Abstract

Transmission high‐energy electron holography has been utilized to quantitatively determine the magnitude, sign, and spatial extent of the electrical potential, electric field, as well as the charge and stress field distributions across electrically active grain boundaries (GBs) in polycrystalline SrTiO3. The polycrystalline compacts utilized were bulk‐doped with Fe and GB‐doped with Mn, which is diffused into them under a nonequilibrium situation. The holography results reveal negatively charged GBs with associated positive space‐charge, indicating that Mn resides as an acceptor dopant on the Ti site, creating a negative bound charge at the GBs. A large heterogeneity in the electrical activity is observed among various GBs; while some GBs show high Schottky barriers, others have very small barriers.
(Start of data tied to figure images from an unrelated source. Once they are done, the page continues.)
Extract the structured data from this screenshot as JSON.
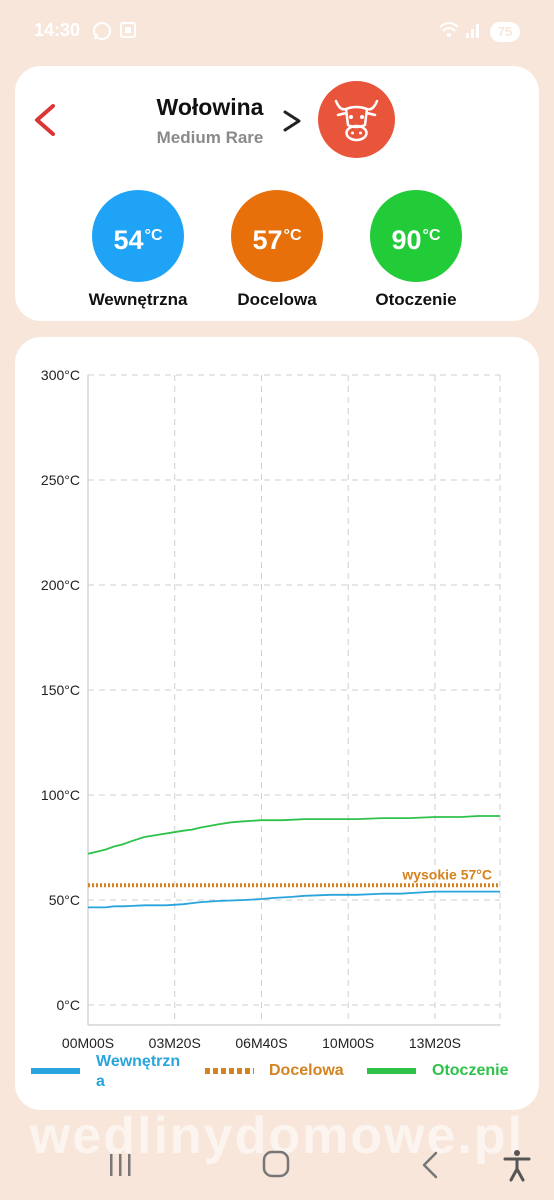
{
  "status_bar": {
    "time": "14:30",
    "battery": "75",
    "icons": [
      "whatsapp-icon",
      "screenshot-icon",
      "wifi-icon",
      "signal-icon",
      "battery-icon"
    ]
  },
  "header": {
    "title": "Wołowina",
    "subtitle": "Medium Rare",
    "back_icon": "chevron-left-icon",
    "next_icon": "chevron-right-icon",
    "badge_icon": "cow-head-icon",
    "badge_color": "#e8553b"
  },
  "temperatures": [
    {
      "value": "54",
      "unit": "°C",
      "label": "Wewnętrzna",
      "color": "#1fa3f7"
    },
    {
      "value": "57",
      "unit": "°C",
      "label": "Docelowa",
      "color": "#e8700a"
    },
    {
      "value": "90",
      "unit": "°C",
      "label": "Otoczenie",
      "color": "#22cc38"
    }
  ],
  "chart_data": {
    "type": "line",
    "y_ticks": [
      "0°C",
      "50°C",
      "100°C",
      "150°C",
      "200°C",
      "250°C",
      "300°C"
    ],
    "ylim": [
      0,
      300
    ],
    "x_ticks": [
      "00M00S",
      "03M20S",
      "06M40S",
      "10M00S",
      "13M20S"
    ],
    "x_range_seconds": [
      0,
      950
    ],
    "grid": true,
    "legend_position": "bottom",
    "annotation": "wysokie 57°C",
    "series": [
      {
        "name": "Wewnętrzna",
        "legend_label": "Wewnętrzn\na",
        "color": "#2aa4dc",
        "style": "solid",
        "x": [
          0,
          40,
          60,
          80,
          130,
          180,
          220,
          240,
          260,
          300,
          360,
          400,
          430,
          470,
          500,
          560,
          620,
          680,
          720,
          760,
          800,
          850,
          900,
          950
        ],
        "y": [
          46.5,
          46.5,
          47,
          47,
          47.5,
          47.5,
          48,
          48.5,
          49,
          49.5,
          50,
          50.5,
          51,
          51.5,
          52,
          52.5,
          52.5,
          53,
          53,
          53.5,
          54,
          54,
          54,
          54
        ]
      },
      {
        "name": "Docelowa",
        "color": "#d4831f",
        "style": "dotted",
        "x": [
          0,
          950
        ],
        "y": [
          57,
          57
        ]
      },
      {
        "name": "Otoczenie",
        "color": "#2ec24a",
        "style": "solid",
        "x": [
          0,
          20,
          40,
          60,
          80,
          100,
          130,
          160,
          190,
          220,
          240,
          260,
          300,
          330,
          360,
          400,
          450,
          500,
          560,
          620,
          680,
          740,
          800,
          860,
          900,
          950
        ],
        "y": [
          72,
          73,
          74,
          75.5,
          76.5,
          78,
          80,
          81,
          82,
          83,
          83.5,
          84.5,
          86,
          87,
          87.5,
          88,
          88,
          88.5,
          88.5,
          88.5,
          89,
          89,
          89.5,
          89.5,
          90,
          90
        ]
      }
    ],
    "target_line": 57
  },
  "legend": [
    {
      "label": "Wewnętrzn",
      "label_line2": "a",
      "color": "#2aa4dc"
    },
    {
      "label": "Docelowa",
      "color": "#d4831f"
    },
    {
      "label": "Otoczenie",
      "color": "#2ec24a"
    }
  ],
  "watermark": "wedlinydomowe.pl",
  "nav": [
    "recent-apps-icon",
    "home-icon",
    "back-icon",
    "accessibility-icon"
  ]
}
The distribution of the bound charge and the compensating free charge, which together contribute to the formation of GB charge and space‐charge, has been estimated. The bound charge experiences an outward stress field due to the force of the electric field on either side of the GB. The height of the double Schottky barrier, the Debye length, as well as the spatial extent of the bound charge and space‐charge at the GB are derived from these holography results. The results also provide a quantitative measure of the defect densities as well as of the contribution of the electrostatic stress field to the lattice relaxation at the GBs and yield a point defect model for the GB.